Since then, they have not only hosted 3.8 million fans and generated $2 billion in economic activity, but have raised millions for the Boys and Girls Club, Metro Ministries and St. Joseph's Hospital, among others.
"If more than two people know about it, it is not charity. You are doing it for the wrong reasons," said Steinbrenner. "The overriding philosophy is to whom much as been given, much has been expected. That's the way I try to look at life."
The Yankees have pledged to stay at least until 2046. In 2016, they agreed with the county and state to $40 million in renovations.
"The game has changed, the way people attend sporting events have changed, but our fanbase has remained consistent," said Yankees vice president Anthony Bruno. "Whether that is local fans or fans coming from the Northeast."
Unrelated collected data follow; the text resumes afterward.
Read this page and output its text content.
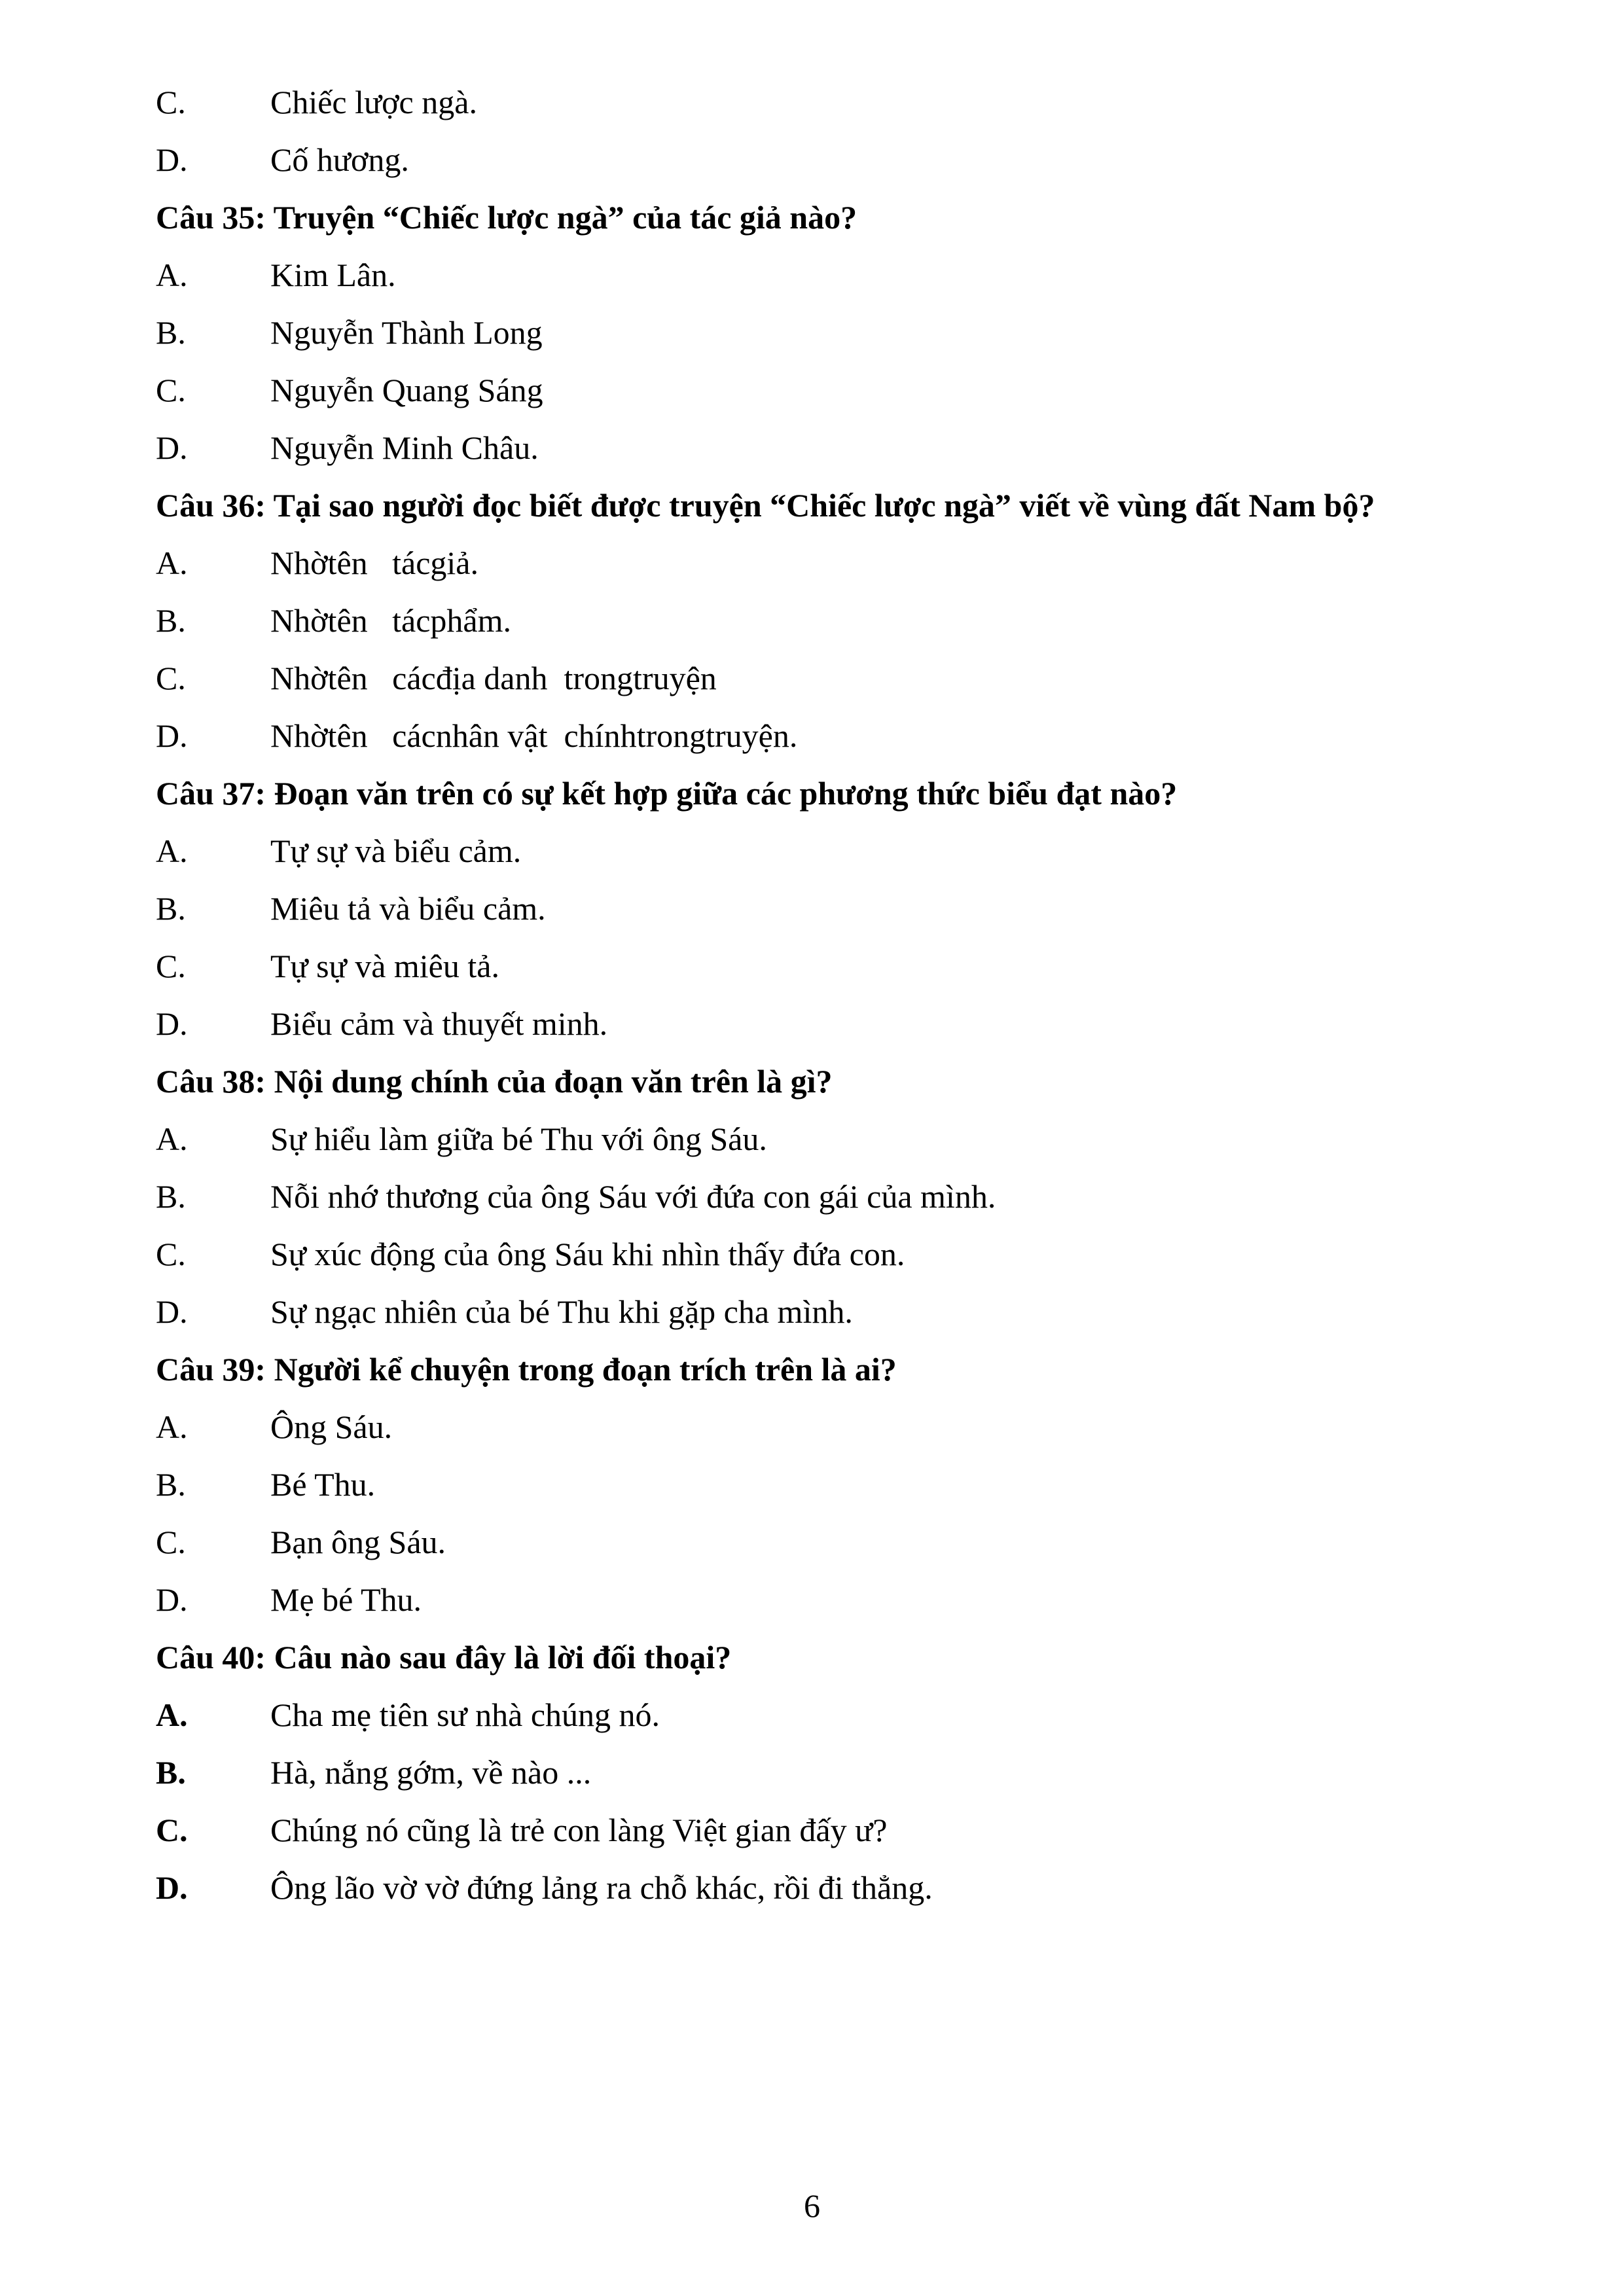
C.	Chiếc lược ngà.
D.	Cố hương.
Câu 35: Truyện “Chiếc lược ngà” của tác giả nào?
A.	Kim Lân.
B.	Nguyễn Thành Long
C.	Nguyễn Quang Sáng
D.	Nguyễn Minh Châu.
Câu 36: Tại sao người đọc biết được truyện “Chiếc lược ngà” viết về vùng đất Nam bộ?
A.	Nhờtên   tácgiả.
B.	Nhờtên   tácphẩm.
C.	Nhờtên   cácđịa danh  trongtruyện
D.	Nhờtên   cácnhân vật  chínhtrongtruyện.
Câu 37: Đoạn văn trên có sự kết hợp giữa các phương thức biểu đạt nào?
A.	Tự sự và biểu cảm.
B.	Miêu tả và biểu cảm.
C.	Tự sự và miêu tả.
D.	Biểu cảm và thuyết minh.
Câu 38: Nội dung chính của đoạn văn trên là gì?
A.	Sự hiểu làm giữa bé Thu với ông Sáu.
B.	Nỗi nhớ thương của ông Sáu với đứa con gái của mình.
C.	Sự xúc động của ông Sáu khi nhìn thấy đứa con.
D.	Sự ngạc nhiên của bé Thu khi gặp cha mình.
Câu 39: Người kể chuyện trong đoạn trích trên là ai?
A.	Ông Sáu.
B.	Bé Thu.
C.	Bạn ông Sáu.
D.	Mẹ bé Thu.
Câu 40: Câu nào sau đây là lời đối thoại?
A.	Cha mẹ tiên sư nhà chúng nó.
B.	Hà, nắng gớm, về nào ...
C.	Chúng nó cũng là trẻ con làng Việt gian đấy ư?
D.	Ông lão vờ vờ đứng lảng ra chỗ khác, rồi đi thẳng.
6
Twenty-five years after "The Boss" brought them here, and 10 after he passed away, it's now Hal in command.
"It took a few years for people to understand who I was and how I want to go about doing things," said Steinbrenner. "A lot of it was similar to what my dad did, and some of it wasn't."
On the future of the Rays, Steinbrenner said he believes there are enough fans to support a team.
On the split-season idea, he said he has not yet carefully considered the proposal, but said the baseball owners would have to consider it seriously at some point.